Today because of the fluctuating financial conditions neither the banks nor the real estate all over the world are certain about the mortgage deals. So from the mortgage rate news you can see many mortgage lenders are offering a fixed long term mortgage loans rather than short term mortgages at adjustable interest rates. Home buyers also have started to opt for the fixed mortgages like 20 year mortgage rates rather than obtaining a loan with variable ARM system. So it is believed as a wise to get enrolled with the 20 year fixed mortgage rates nowadays.
How to apply for 20 year fixed mortgage rates
In order to apply and get approval for the 20 year fixed mortgage rates you should submit a proof of stable income and good credit history.

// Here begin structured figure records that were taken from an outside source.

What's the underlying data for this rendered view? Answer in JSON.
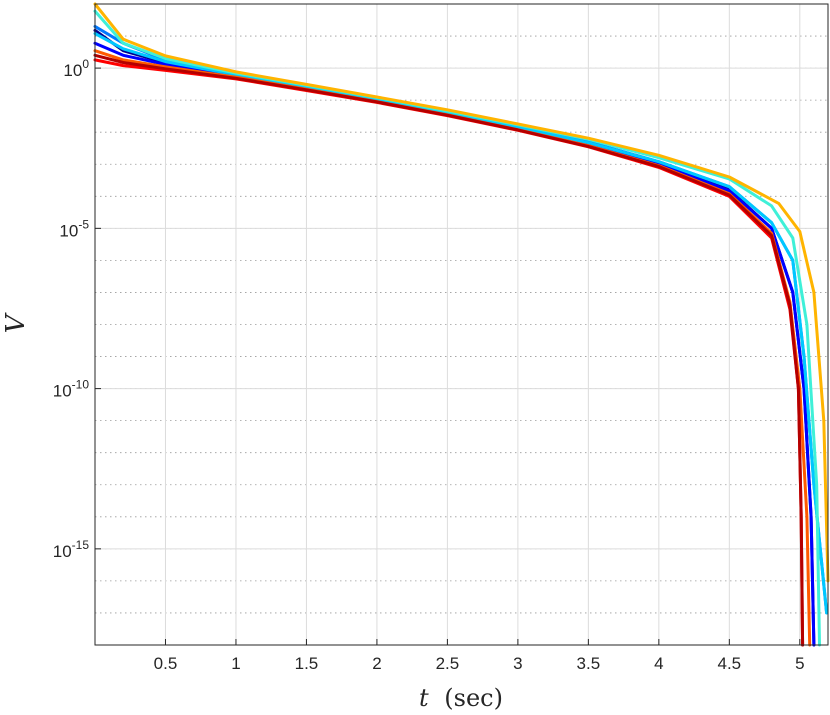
{
  "chart_data": {
    "type": "line",
    "title": "",
    "xlabel": "t (sec)",
    "xlabel_var": "t",
    "xlabel_unit": "(sec)",
    "ylabel": "V",
    "x_scale": "linear",
    "y_scale": "log",
    "xlim": [
      0,
      5.2
    ],
    "ylim": [
      1e-18,
      100.0
    ],
    "x_ticks": [
      0.5,
      1,
      1.5,
      2,
      2.5,
      3,
      3.5,
      4,
      4.5,
      5
    ],
    "x_tick_labels": [
      "0.5",
      "1",
      "1.5",
      "2",
      "2.5",
      "3",
      "3.5",
      "4",
      "4.5",
      "5"
    ],
    "y_ticks": [
      {
        "value": 1,
        "base": "10",
        "exp": "0"
      },
      {
        "value": 1e-05,
        "base": "10",
        "exp": "-5"
      },
      {
        "value": 1e-10,
        "base": "10",
        "exp": "-10"
      },
      {
        "value": 1e-15,
        "base": "10",
        "exp": "-15"
      }
    ],
    "grid": true,
    "minor_grid": true,
    "legend": "none",
    "series": [
      {
        "color": "#00008f",
        "x": [
          0,
          0.2,
          0.5,
          1,
          1.5,
          2,
          2.5,
          3,
          3.5,
          4,
          4.5,
          4.8,
          4.95,
          5.03,
          5.08,
          5.1
        ],
        "y": [
          15,
          3.5,
          1.5,
          0.6,
          0.25,
          0.1,
          0.04,
          0.014,
          0.0045,
          0.0011,
          0.00016,
          1e-05,
          1e-07,
          1e-10,
          1e-14,
          1e-18
        ]
      },
      {
        "color": "#0000ff",
        "x": [
          0,
          0.2,
          0.5,
          1,
          1.5,
          2,
          2.5,
          3,
          3.5,
          4,
          4.5,
          4.8,
          4.95,
          5.03,
          5.08,
          5.1
        ],
        "y": [
          6,
          2.5,
          1.3,
          0.56,
          0.24,
          0.1,
          0.038,
          0.013,
          0.0043,
          0.001,
          0.00015,
          1e-05,
          1e-07,
          1e-10,
          1e-14,
          1e-18
        ]
      },
      {
        "color": "#0078ff",
        "x": [
          0,
          0.2,
          0.5,
          1,
          1.5,
          2,
          2.5,
          3,
          3.5,
          4,
          4.5,
          4.8,
          4.95,
          5.03,
          5.1,
          5.19
        ],
        "y": [
          20,
          6,
          1.8,
          0.65,
          0.27,
          0.11,
          0.042,
          0.015,
          0.005,
          0.0012,
          0.0002,
          1.5e-05,
          1e-06,
          1e-09,
          1e-13,
          1e-17
        ]
      },
      {
        "color": "#00c8ff",
        "x": [
          0,
          0.2,
          0.5,
          1,
          1.5,
          2,
          2.5,
          3,
          3.5,
          4,
          4.5,
          4.8,
          4.95,
          5.03,
          5.1,
          5.19
        ],
        "y": [
          12,
          4,
          1.6,
          0.62,
          0.26,
          0.105,
          0.04,
          0.014,
          0.0047,
          0.0012,
          0.0002,
          1.5e-05,
          1e-06,
          1e-09,
          1e-13,
          1e-17
        ]
      },
      {
        "color": "#3ff0d8",
        "x": [
          0,
          0.2,
          0.5,
          1,
          1.5,
          2,
          2.5,
          3,
          3.5,
          4,
          4.5,
          4.8,
          4.95,
          5.05,
          5.12,
          5.14
        ],
        "y": [
          60,
          6,
          2,
          0.7,
          0.29,
          0.12,
          0.046,
          0.017,
          0.006,
          0.0016,
          0.00035,
          5e-05,
          5e-06,
          1e-08,
          1e-13,
          1e-18
        ]
      },
      {
        "color": "#ffb400",
        "x": [
          0,
          0.2,
          0.5,
          1,
          1.5,
          2,
          2.5,
          3,
          3.5,
          4,
          4.5,
          4.85,
          5.0,
          5.1,
          5.17,
          5.2
        ],
        "y": [
          100,
          8,
          2.4,
          0.76,
          0.31,
          0.125,
          0.05,
          0.018,
          0.0065,
          0.0019,
          0.0004,
          6e-05,
          8e-06,
          1e-07,
          1e-11,
          1e-16
        ]
      },
      {
        "color": "#ff5a00",
        "x": [
          0,
          0.2,
          0.5,
          1,
          1.5,
          2,
          2.5,
          3,
          3.5,
          4,
          4.5,
          4.8,
          4.93,
          5.0,
          5.05,
          5.07
        ],
        "y": [
          3.5,
          1.8,
          1.1,
          0.52,
          0.22,
          0.09,
          0.035,
          0.012,
          0.0038,
          0.0009,
          0.00012,
          7e-06,
          5e-08,
          1e-10,
          1e-14,
          1e-18
        ]
      },
      {
        "color": "#ff0000",
        "x": [
          0,
          0.2,
          0.5,
          1,
          1.5,
          2,
          2.5,
          3,
          3.5,
          4,
          4.5,
          4.8,
          4.93,
          4.99,
          5.01,
          5.02
        ],
        "y": [
          1.8,
          1.2,
          0.85,
          0.46,
          0.2,
          0.085,
          0.033,
          0.0115,
          0.0035,
          0.0008,
          0.0001,
          5e-06,
          3e-08,
          1e-10,
          1e-14,
          1e-18
        ]
      },
      {
        "color": "#b40000",
        "x": [
          0,
          0.2,
          0.5,
          1,
          1.5,
          2,
          2.5,
          3,
          3.5,
          4,
          4.5,
          4.8,
          4.93,
          4.99,
          5.01,
          5.02
        ],
        "y": [
          2.5,
          1.5,
          0.95,
          0.48,
          0.21,
          0.088,
          0.034,
          0.0118,
          0.0036,
          0.00085,
          0.00011,
          6e-06,
          4e-08,
          1e-10,
          1e-14,
          1e-18
        ]
      }
    ]
  }
}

How your credit scores matters here?
Just like the rest of the normal loans & lines of credit obtaining a home mortgage also requires a solid credit history. It serves as a proof that the homebuyer has posses an ability to repay the mortgage loan. When your report shows a high credit score it signals the lender that you were managed to repay your credits in your past and you are likely to get qualified for any type of loan you are applying for.
High credit score means lesser interest rate on your mortgage. Applicants who are appearing for a mortgage loan with high credit scores tend to obtain a mortgage loan with better mortgage interest rates.
So before you approach any lender for a mortgage with 20 year mortgage rates or any fixed mortgage loans it is good too review your credit report by yourself and take necessary steps if it requires an improvement. Apart from qualifying for the mortgage you can get the mortgage loan with the low interest rates. Often listen to the mortgage rate news so that you can know, what is the good credit score now for obtaining a mortgage without any hassle
Given below are some advantages and disadvantages of 20 year mortgage rates
Advantages of 20 year fixed mortgage rates
- Mostly the first time home buyer prefers to get this deal due to the low monthly mortgage payments.
- Low monthly payment means more cash left in hand every month. You can use it for spending and saving.
- Since you have locked with the best possible interest rate even if the interest rates keep on changing due to the financial fluctuation, you will stay on the safe zone.
- It is a very good alternative when compare it with the adjustable rate mortgage.
- When you decide to refinance your mortgage surely you can get a best deal on it.
- Normally buying a home through 20 year fixed mortgage rates will be very beneficial for the people who want to buy a home to begin a new life.
- In this fluctuating economical condition this long 20 year fixed rate mortgage is a safe and wise investment.
Disadvantages
Due to the fact that you have chosen a very long time you need to pay bit higher interest rates on your mortgage when compare to the people who have obtained the loan with the short term mortgage programs.
Even when the mortgage interest rate gets lowered in the near future still you will be paying the same fixed rate interest.
Every month you need to make your monthly payments toward the interest rate rather than the mortgage.
Since you are paying in the long tenure home equity rate will grow very slowly.